Im Jahr 2007 hatte der britische Unternehmer Branson das 9,2 Hektar große Stück Land im Meer gekauft und ein wenig auf Vordermann gebracht. Inspiriert vom Stil balinesischer Pracht-Resorts verwandelte er die Insel zusammen mit seinem Geschäftspartner Brett Godfrey in einen Ort, an dem es sich mit Freunden, Mitarbeitern und Familienmitgliedern gut aushalten ließ.
Doch nun scheint Branson zu beschäftigt zu sein, um mal kurz für ein Wochenende auf die Insel zu jetten, die einst den Namen Pig Island trug (auf Deutsch: Schweine-Insel). "Wenn weder Bret noch ich Zeit auf Makepeace verbringen, wollen wir die Insel wenigstens für andere zugänglich machen", ließ Branson verlauten.

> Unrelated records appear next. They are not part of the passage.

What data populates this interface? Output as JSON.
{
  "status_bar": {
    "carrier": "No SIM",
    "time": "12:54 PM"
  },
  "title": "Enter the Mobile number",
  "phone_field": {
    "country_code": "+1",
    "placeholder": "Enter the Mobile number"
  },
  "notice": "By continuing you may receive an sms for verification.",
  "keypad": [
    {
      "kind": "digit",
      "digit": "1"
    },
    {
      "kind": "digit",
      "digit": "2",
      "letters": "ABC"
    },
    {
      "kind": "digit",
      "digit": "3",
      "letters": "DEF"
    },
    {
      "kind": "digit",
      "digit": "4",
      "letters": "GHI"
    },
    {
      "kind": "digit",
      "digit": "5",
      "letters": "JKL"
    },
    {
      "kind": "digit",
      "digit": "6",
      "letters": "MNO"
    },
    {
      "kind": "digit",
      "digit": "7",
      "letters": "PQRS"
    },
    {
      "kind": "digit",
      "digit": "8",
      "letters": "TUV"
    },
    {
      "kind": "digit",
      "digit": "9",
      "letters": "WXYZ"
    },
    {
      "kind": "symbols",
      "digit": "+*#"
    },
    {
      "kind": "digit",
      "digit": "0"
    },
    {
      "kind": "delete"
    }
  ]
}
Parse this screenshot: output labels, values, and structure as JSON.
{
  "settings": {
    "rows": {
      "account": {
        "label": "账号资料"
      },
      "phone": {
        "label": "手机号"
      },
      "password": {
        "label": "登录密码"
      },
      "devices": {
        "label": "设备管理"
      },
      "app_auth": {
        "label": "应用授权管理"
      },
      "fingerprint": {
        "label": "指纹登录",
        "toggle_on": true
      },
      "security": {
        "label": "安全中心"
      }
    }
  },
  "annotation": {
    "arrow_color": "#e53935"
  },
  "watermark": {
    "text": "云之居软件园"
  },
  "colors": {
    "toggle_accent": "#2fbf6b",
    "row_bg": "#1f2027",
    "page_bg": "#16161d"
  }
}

Wer auf der Insel an der australischen Sunshine Coast Urlaub machen will, kann jedoch nicht einzelne Hotelzimmer mieten, sondern muss schon das Gesamtpaket buchen: Traumstrand, Tennisplatz, Spa-Bereich und Freilichtkino inklusive. 7900 australische Dollar (rund 6000 Euro) kostet die Insel-Nacht für eine bis acht Personen, 14.990 australische Dollar (rund 11.300 Euro) für 20 bis 22 Leute - mehr Gäste dürfen nicht kommen, die Insel soll schließlich nicht gleich untergehen.

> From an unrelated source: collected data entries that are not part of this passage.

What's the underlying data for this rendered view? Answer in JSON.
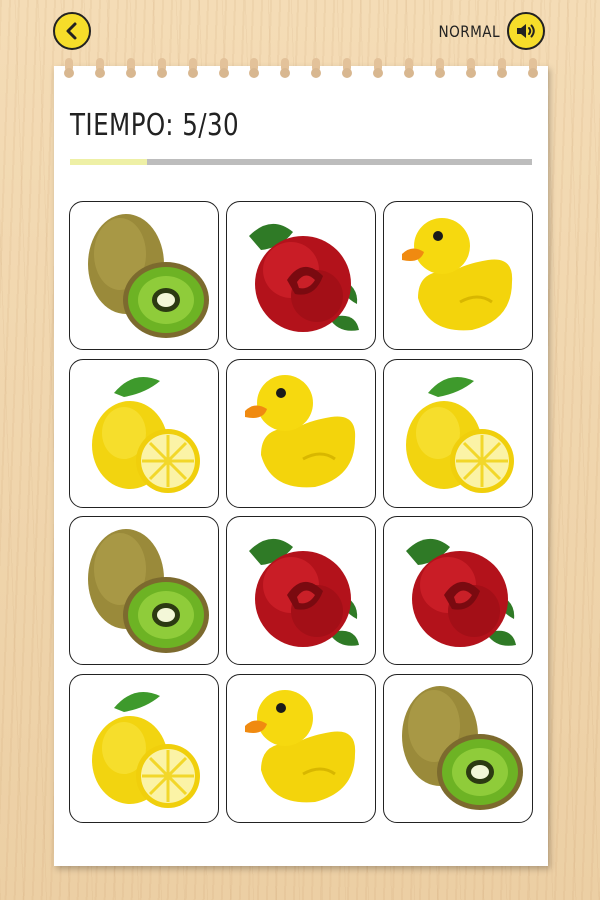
{
  "header": {
    "back_icon": "chevron-left-icon",
    "difficulty": "NORMAL",
    "sound_icon": "speaker-icon"
  },
  "timer": {
    "label": "TIEMPO: 5/30",
    "elapsed": 5,
    "total": 30
  },
  "colors": {
    "button_yellow": "#f6dd2a",
    "progress_fill": "#eef0a6",
    "progress_track": "#bdbdbd"
  },
  "board": {
    "rows": 4,
    "cols": 3,
    "cards": [
      "kiwi",
      "rose",
      "duck",
      "lemon",
      "duck",
      "lemon",
      "kiwi",
      "rose",
      "rose",
      "lemon",
      "duck",
      "kiwi"
    ]
  }
}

Wer auf dem paradiesischen Fleckchen Erde angekommen ist, der kann sich aussuchen, ob er lieber schnorcheln oder tauchen geht, eine Runde Tennis spielt oder einfach im zweistöckigen balinesischen Wantilan-Pavillion abhängt und entspannt. Am Abend wartet die gigantische Bar - oder ein Sonnenuntergang, der auf der herzförmigen Insel wohl besonders romantisch sein muss.
Gut zu erreichen ist Makepeace Island auch: Nur 20 Minuten dauert die Fahrt mit dem inseleigenen Bötchen von Noosa aus, dem australischen Rückzugsort für Aussteigertypen und Alt-Hippies. Auch hier haben die Leute den ganzen Tag nichts anderes zu tun, als "Frieden zu machen" - genau wie auf Makepeace Island.